Your right the X-Ray M-18 is a 4w drive car which slows the speeds down somewhat from a pan car.
The Buds car couldn't handle the speeds!!! :drunk: 

The X-Ray cars are really fast and hookup very well on carpet with no problems at all. One word to describe the car would be "SMOOTH". :thumbsup: 
Just a few hopup parts...Buds nascar body, graphit chassis, springs..etc.
I will post pictures soon.

Were using the 2 cell Lipo batteries (7.4 volts/ 950mah) with the smallest Maba brushless motor system 4200 I believe??


----------



## DynoMoHum (Sep 25, 2001)

My M18 is not driveable at full throttle with my Mamba setup. 3/4 throttle was OK, but at full throttle at or near top speed, if you turned the wheel even a tiny bit, the car started spining in circles as if it were on ice... this was on ozite with the tires that come with the kit, even after a dose of Paragon I got the same results...


----------



## patcollins (Sep 29, 2001)

The tires that come with the kit are not any good on ozite.
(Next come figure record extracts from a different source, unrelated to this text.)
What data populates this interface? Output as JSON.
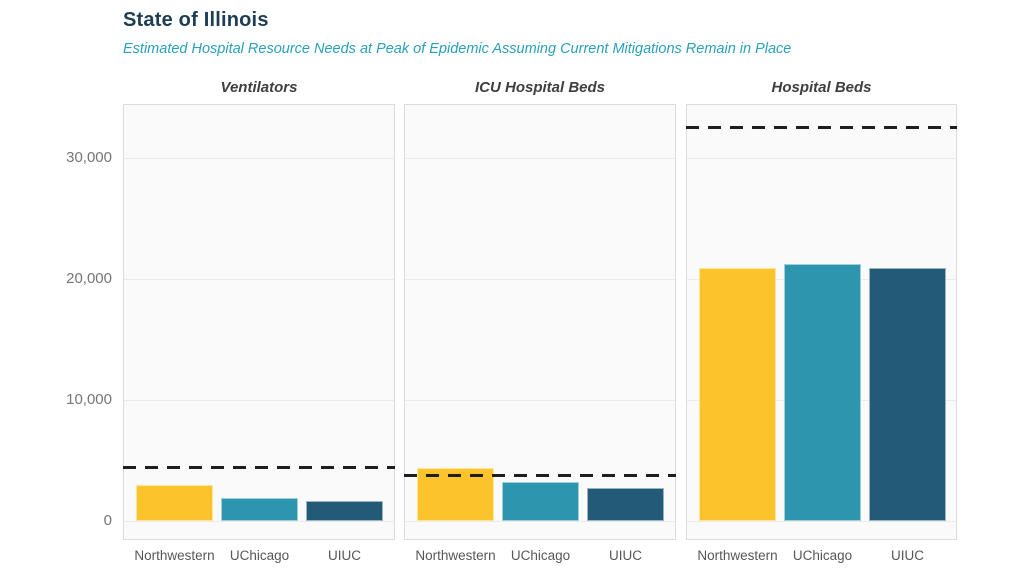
{
  "header": {
    "title": "State of Illinois",
    "subtitle": "Estimated Hospital Resource Needs at Peak of Epidemic Assuming Current Mitigations Remain in Place"
  },
  "chart_data": {
    "type": "bar",
    "title": "State of Illinois",
    "subtitle": "Estimated Hospital Resource Needs at Peak of Epidemic Assuming Current Mitigations Remain in Place",
    "categories": [
      "Northwestern",
      "UChicago",
      "UIUC"
    ],
    "facets": [
      {
        "title": "Ventilators",
        "capacity_line": 4460,
        "values": [
          3000,
          1900,
          1650
        ]
      },
      {
        "title": "ICU Hospital Beds",
        "capacity_line": 3800,
        "values": [
          4400,
          3200,
          2700
        ]
      },
      {
        "title": "Hospital Beds",
        "capacity_line": 32560,
        "values": [
          20950,
          21250,
          20900
        ]
      }
    ],
    "yticks": [
      0,
      10000,
      20000,
      30000
    ],
    "ytick_labels": [
      "0",
      "10,000",
      "20,000",
      "30,000"
    ],
    "ylim": [
      0,
      34500
    ],
    "grid": "horizontal",
    "legend": "none",
    "capacity_line_style": "dashed-black"
  },
  "colors": {
    "title": "#1C3D54",
    "subtitle": "#2AA0BA",
    "bars": [
      "#FDC32B",
      "#2E95AE",
      "#235A78"
    ],
    "capacity_line": "#1E1E1E",
    "panel_bg": "#FAFAFA",
    "panel_border": "#DCDCDC",
    "gridline": "#EBEBEB",
    "axis_text": "#757575",
    "facet_title": "#3F3F3F",
    "category_text": "#575757"
  }
}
With foams you probably will be fine, even the HPI "carpet" rubber tire is alot better.


----------



## RPM (Dec 20, 2004)

DynoMoHum said:


> My M18 is not driveable at full throttle with my Mamba setup. 3/4 throttle was OK, but at full throttle at or near top speed, if you turned the wheel even a tiny bit, the car started spining in circles as if it were on ice... this was on ozite with the tires that come with the kit, even after a dose of Paragon I got the same results...


Where running on carpet with foams tires...shore 45 front/ shore 40 rear
Atomic springs orange front/ yellow rears

OH and this CHASSIS!!!  
http://www.eitsrc.com/images/xgtprotop.gif

Dude! I think I need a bigger motor now!!


----------



## grunt66 (Sep 1, 2007)

I've run a old carpet pro pan car with an older ss5800 six cell and the speed was insane


----------



## hobbyten (Apr 5, 2004)

hey mike how you doing big al here. we started running 21.5 novak with a orion 3200 mah lipo and it was equal to a 13.5 4 cell. i would think the 17.5 would pick it up to the 10.5 (4300) speed. hows things going out there? we start tomorrow at bc with a practice session then off to mp for our first race of the fall. catch ya later al.


----------



## nitro4294 (Oct 15, 2004)

hobbyten said:


> hey mike how you doing big al here. we started running 21.5 novak with a orion 3200 mah lipo and it was equal to a 13.5 4 cell. i would think the 17.5 would pick it up to the 10.5 (4300) speed. hows things going out there? we start tomorrow at bc with a practice session then off to mp for our first race of the fall. catch ya later al.


I have been hearing that quite a few tracks are going to that set up. 21.5 and lipo. Haven't tried it myself but have heard a lot of good things.
I have also heard rumors that SMC(I think) is working on a single cell lipo for 12th scale and what would be 4 cell racing.
My 2 cents:wave:


----------